I have a longitudinal dataset with 5 repeated measures, where individuals are nested within counties and may have moved to a new county during the study period, e.g.,
> df
# A tibble: 15 × 4
ID wave county Y
<dbl> <dbl> <chr> <dbl>
1 1 1 A 0
2 1 2 A 0
3 1 3 A 0
4 1 4 B 0
5 1 5 B 1
6 2 1 B 1
7 2 2 B 1
8 2 3 B 0
9 2 4 B 1
10 2 5 B 1
11 3 1 B 0
12 3 2 B 0
13 3 3 C 0
14 3 4 C 0
15 3 5 C 0
As such, I understand this to be multiple membership data with repeated measures, with a structure like:
Similar to this question here (longitudinal cross membership multilevel model), I am struggling with the best way to organize the data for analysis. I am planning on using the brms package in R to fit a multilevel model that accounts for the clustering of observations within individuals, and individuals within (multiple) counties. However, all documentation that I have found for multiple membership multilevel models using brms (e.g., https://cran.r-project.org/web/packages/brms/vignettes/brms_multilevel.pdf) require the data to be in wide format, like this:
> df
# A tibble: 3 × 7
ID county1 county2 county3 county4 county5 Y
<dbl> <chr> <chr> <chr> <chr> <chr> <chr>
1 1 A A A B B ?
2 2 B B B B B ?
3 3 B B C C C ?
.. where county1 is the first county an individual lived in, county 2 is the second, etc., which allows you to fit the model with code like:
model <- brm(Y ~ 1 + (1 | mm(county1, county2, county3, county4, county5)), data = df)

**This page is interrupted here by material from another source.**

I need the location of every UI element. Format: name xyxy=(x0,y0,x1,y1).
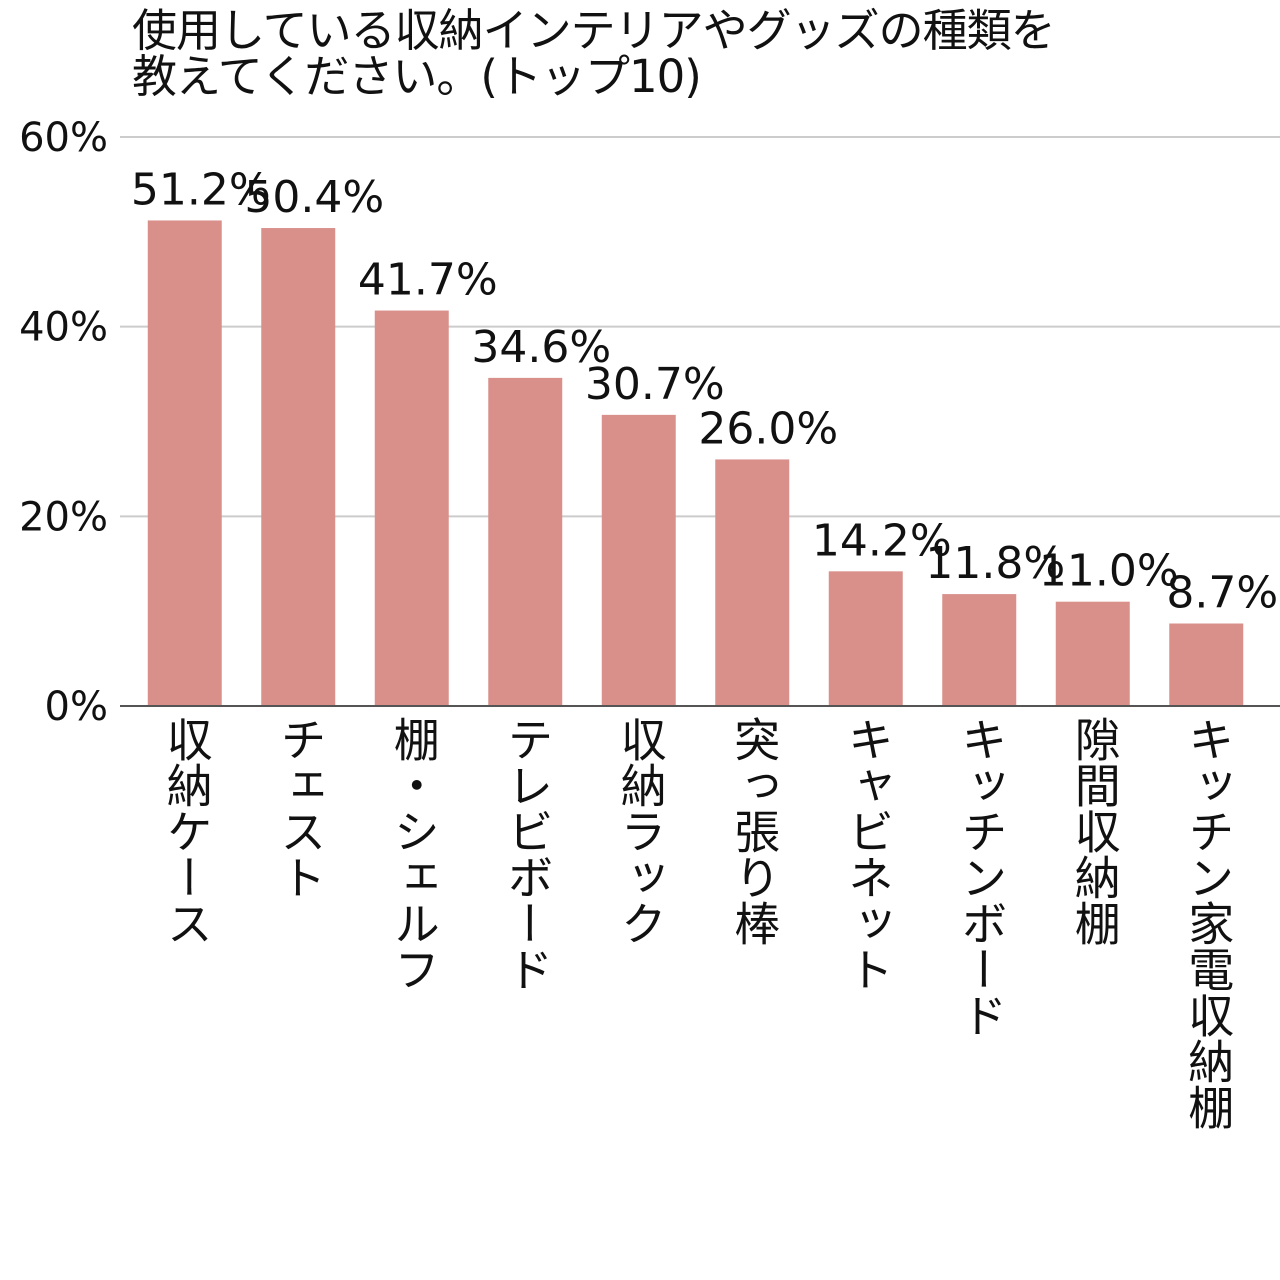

However, I am confused about how to incorporate the repeated measures within such data format (and model code). I've thought about simplifying the model, and simply including random effects for county and for individual (i.e., ignoring the multiple membership piece), but I'm worried this would lead to biased estimates. Any help would be appreciated!